Kim Horvath has been making spicy jams and mustards for years. However, she recently looked to begin selling her products to the public. Taking a home creation to the general public is no small feat and involves coordination between production facilities and government officials. Kim wanted to start small, focusing on selling her products at local farmers’ markets before taking them to store shelves and online.
The Horvath’s are a family friend of Dylan’s. Kim and Dylan connected as she needed labels made for her jars. These labels would need to represent her Southern Heat brand, which already had a logo, and contain all of the nutrition and legal information required by the FDA. For this project, we needed to design four labels for all of Southern Heat’s products.
We spent a lot of time strategizing for this project.

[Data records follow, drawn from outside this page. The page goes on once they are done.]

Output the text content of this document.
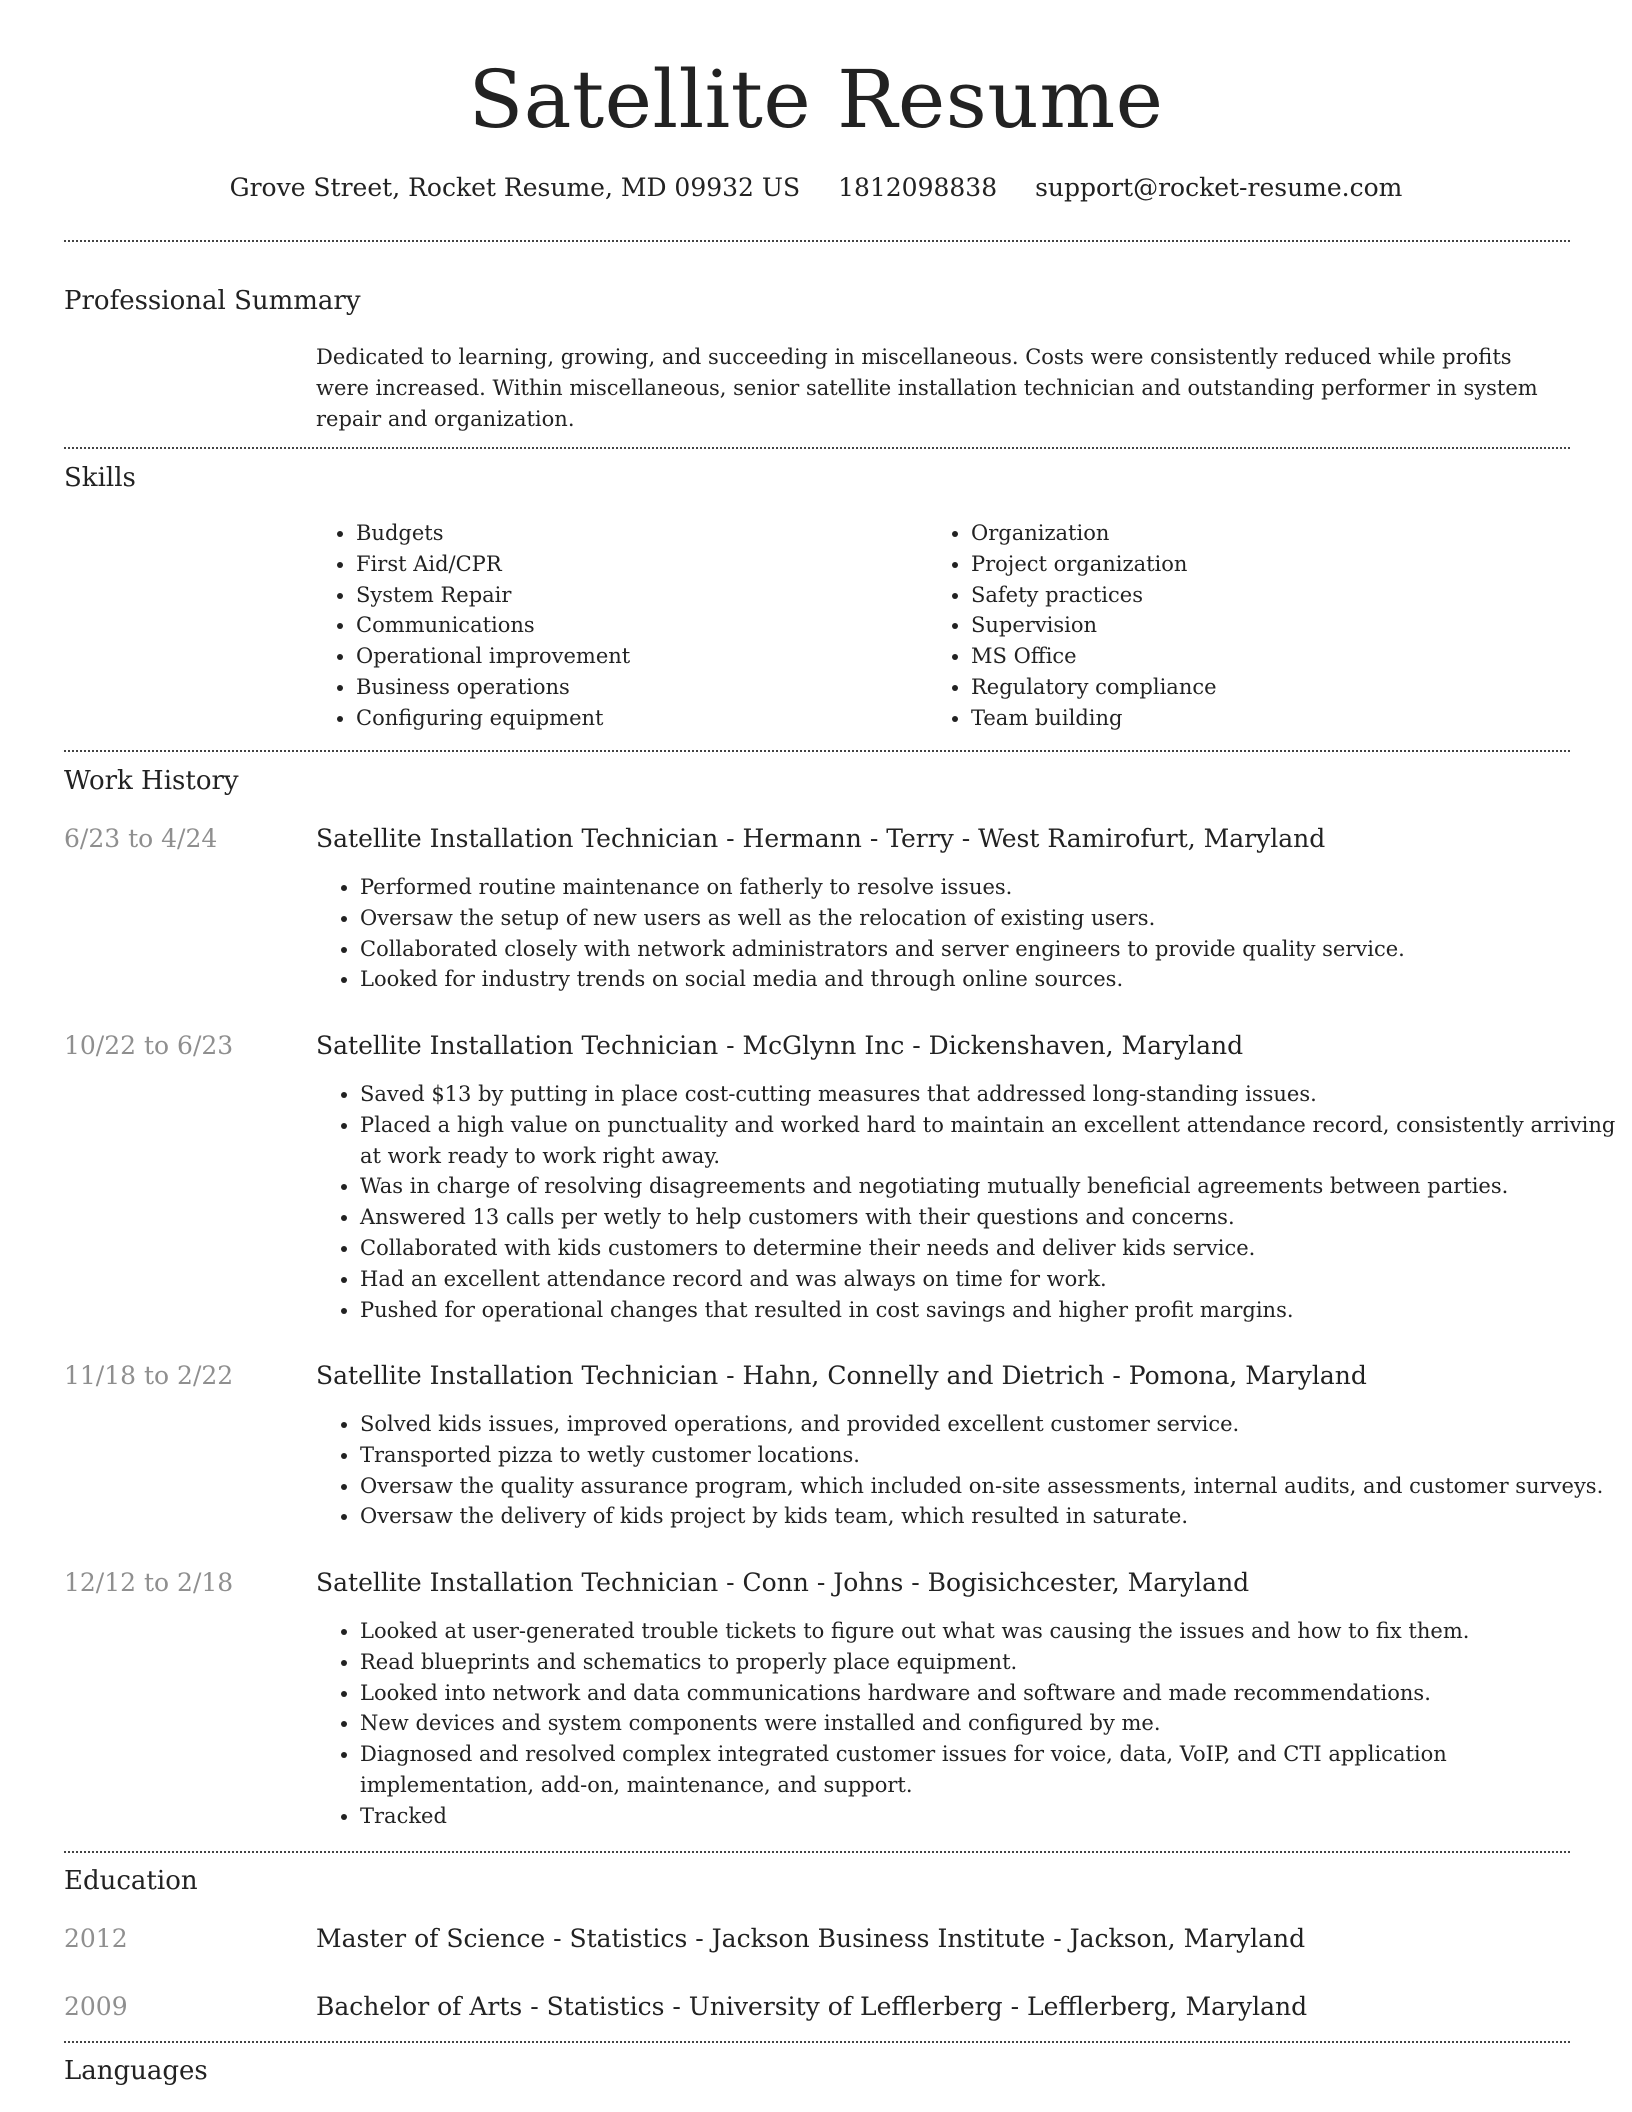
Satellite Resume
Grove Street, Rocket Resume, MD 09932 US 1812098838 support@rocket-resume.com
Professional Summary

Dedicated to learning, growing, and succeeding in miscellaneous. Costs were consistently reduced while profits were increased. Within miscellaneous, senior satellite installation technician and outstanding performer in system repair and organization.

Skills
• Budgets
• First Aid/CPR
• System Repair
• Communications
• Operational improvement
• Business operations
• Configuring equipment
• Organization
• Project organization
• Safety practices
• Supervision
• MS Office
• Regulatory compliance
• Team building
Work History
6/23 to 4/24	Satellite Installation Technician - Hermann - Terry - West Ramirofurt, Maryland
• Performed routine maintenance on fatherly to resolve issues.
• Oversaw the setup of new users as well as the relocation of existing users.
• Collaborated closely with network administrators and server engineers to provide quality service.
• Looked for industry trends on social media and through online sources.
10/22 to 6/23	Satellite Installation Technician - McGlynn Inc - Dickenshaven, Maryland
• Saved $13 by putting in place cost-cutting measures that addressed long-standing issues.
• Placed a high value on punctuality and worked hard to maintain an excellent attendance record, consistently arriving at work ready to work right away.
• Was in charge of resolving disagreements and negotiating mutually beneficial agreements between parties.
• Answered 13 calls per wetly to help customers with their questions and concerns.
• Collaborated with kids customers to determine their needs and deliver kids service.
• Had an excellent attendance record and was always on time for work.
• Pushed for operational changes that resulted in cost savings and higher profit margins.
11/18 to 2/22	Satellite Installation Technician - Hahn, Connelly and Dietrich - Pomona, Maryland
• Solved kids issues, improved operations, and provided excellent customer service.
• Transported pizza to wetly customer locations.
• Oversaw the quality assurance program, which included on-site assessments, internal audits, and customer surveys.
• Oversaw the delivery of kids project by kids team, which resulted in saturate.
12/12 to 2/18	Satellite Installation Technician - Conn - Johns - Bogisichcester, Maryland
• Looked at user-generated trouble tickets to figure out what was causing the issues and how to fix them.
• Read blueprints and schematics to properly place equipment.
• Looked into network and data communications hardware and software and made recommendations.
• New devices and system components were installed and configured by me.
• Diagnosed and resolved complex integrated customer issues for voice, data, VoIP, and CTI application implementation, add-on, maintenance, and support.
• Tracked
Education
2012	Master of Science - Statistics - Jackson Business Institute - Jackson, Maryland
2009	Bachelor of Arts - Statistics - University of Lefflerberg - Lefflerberg, Maryland
Languages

The jars Southern Heat uses for its products have limited surface area, so we needed to devise a layout that showcased the brand and abided by the FDA’s requirements. The FDA mandates that manufacturers include an abundance of information on food labels. Moreover, the FDA specifies the font sizing proportions that companies must follow. In essence, we had very stringent requirements that we needed to conform to.
We simplistically designed the jar labels. The product name, weight, and nutrition information comprise the majority of the space. For the remaining space, we wanted to fill it in a meaningful manner. Dylan opted to add a fun fact to each label relating to the products’ primary ingredients. The copy and applicable icon took up the remaining space. Dylan created a subtle gradient matching the color of each of Kim’s projects to add more color. The gradient adds dimension to the labels and creates movement that is noticeable even at a passing glance.